You never know when IR is going to bite you in the ass. One minute you are reading a children’s nursery rhyme and the other you realize that the spokesperson for the Russian Foreign Ministry Ms. Zakharova read it too, but decided to use it in foreign policy discourse. The rhyme in question is by a Soviet children’s writer Samuel Marshak, a Soviet Dr. Seuss, if you will:
Don’t you stand too close to me
I’m a tiger, not a pussy
Yes, pussy has the same Russian translation and it has both meanings, the one that Marshak used back in the day denoted just a cat, but Ms. Zakharova built a whole Facebook post around the double entendre. The photograph above featured Ms. Zakharova in boxing gloves and the headline read “Don’t you stand too close to me, I’m a boxer, not only pussy”. The comments to the post ranged between “yes, show those stupid Americans what we are made out of” to pearl-clutching about the use of the word “pussy” to questions whether Ms. Zakharova would attend the protests in Moscow “with the people”. Just so you know, she was planning to stay at home “with the people”.

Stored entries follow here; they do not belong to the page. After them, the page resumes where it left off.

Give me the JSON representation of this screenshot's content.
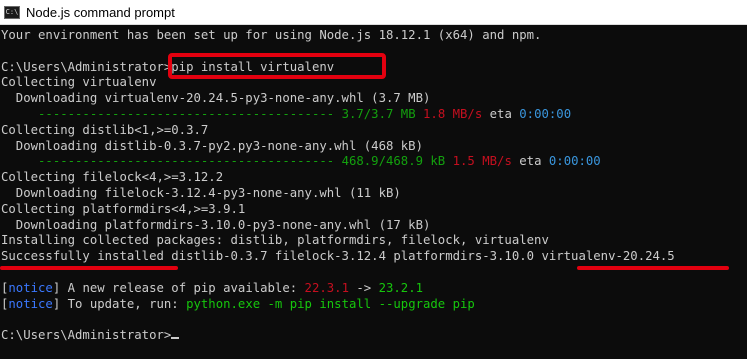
{
  "window": {
    "title": "Node.js command prompt",
    "icon_name": "console-app-icon",
    "icon_glyph": "C:\\"
  },
  "console": {
    "env_line": "Your environment has been set up for using Node.js 18.12.1 (x64) and npm.",
    "prompt1": "C:\\Users\\Administrator>",
    "command1": "pip install virtualenv",
    "collecting_virtualenv": "Collecting virtualenv",
    "downloading_virtualenv": "  Downloading virtualenv-20.24.5-py3-none-any.whl (3.7 MB)",
    "progress1": {
      "bar": "     ---------------------------------------- ",
      "done": "3.7/3.7 MB",
      "rate": "1.8 MB/s",
      "eta_label": "eta",
      "eta": "0:00:00"
    },
    "collecting_distlib": "Collecting distlib<1,>=0.3.7",
    "downloading_distlib": "  Downloading distlib-0.3.7-py2.py3-none-any.whl (468 kB)",
    "progress2": {
      "bar": "     ---------------------------------------- ",
      "done": "468.9/468.9 kB",
      "rate": "1.5 MB/s",
      "eta_label": "eta",
      "eta": "0:00:00"
    },
    "collecting_filelock": "Collecting filelock<4,>=3.12.2",
    "downloading_filelock": "  Downloading filelock-3.12.4-py3-none-any.whl (11 kB)",
    "collecting_platformdirs": "Collecting platformdirs<4,>=3.9.1",
    "downloading_platformdirs": "  Downloading platformdirs-3.10.0-py3-none-any.whl (17 kB)",
    "installing": "Installing collected packages: distlib, platformdirs, filelock, virtualenv",
    "success": "Successfully installed distlib-0.3.7 filelock-3.12.4 platformdirs-3.10.0 virtualenv-20.24.5",
    "notice1": {
      "tag": "notice",
      "text": " A new release of pip available: ",
      "old_version": "22.3.1",
      "arrow": " -> ",
      "new_version": "23.2.1"
    },
    "notice2": {
      "tag": "notice",
      "text": " To update, run: ",
      "command": "python.exe -m pip install --upgrade pip"
    },
    "prompt2": "C:\\Users\\Administrator>"
  },
  "colors": {
    "background": "#0c0c0c",
    "text": "#cccccc",
    "progress_green": "#13a10e",
    "rate_red": "#c50f1f",
    "eta_cyan": "#3a96dd",
    "notice_blue": "#3b78ff",
    "annotation_red": "#e3000f"
  }
}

It’s not the first time that Ms. Zakharova posted something controversial. As a woman in a very male dominated profession (at least, in Russia), her posts and statements often feature metaphors that are not always deemed becoming of a diplomatic protocol – at least not something that I was taught to be appropriate at the same university Ms. Zakharova attended. Back in the day, professors at Moscow State Institute for International Relations (happy birthday, alma mater!), the Soviet and Russian diplomatic talent hotbed, would praise the eloquence and adherence to etiquette of the Russian civil servant upper class. Boys would be sent back home if they were not clean-shaven or didn’t wear a tie and a suit for some classes. And girls… well, we were told at the chair for diplomacy that future ambassadors need educated wives so why the hell not let women study here.
Enter Ms. Zakharova, one of the most high-ranking female diplomats in the Russian Foreign Ministry. She is obviously good at her job of “showing the Americans what we are made out of” and she can dance a fire “Kalinka” away. She is quick on her feet rebutting foreign press at Foreign Ministry Press briefings and has a killer emoji game on social media. Her whataboutist rhetoric is perfection and she can offer it in multiple languages, including Chinese. So, what if Ms. Zakharova talks about meetings that never happened and dabbles in anti-Semitism? In this day and age, who doesn’t?
After all, in the era of diplomatic communication a la “my button is bigger” and “don’t be a fool!”, who can blame Russia for a couple of smudges on the decorum.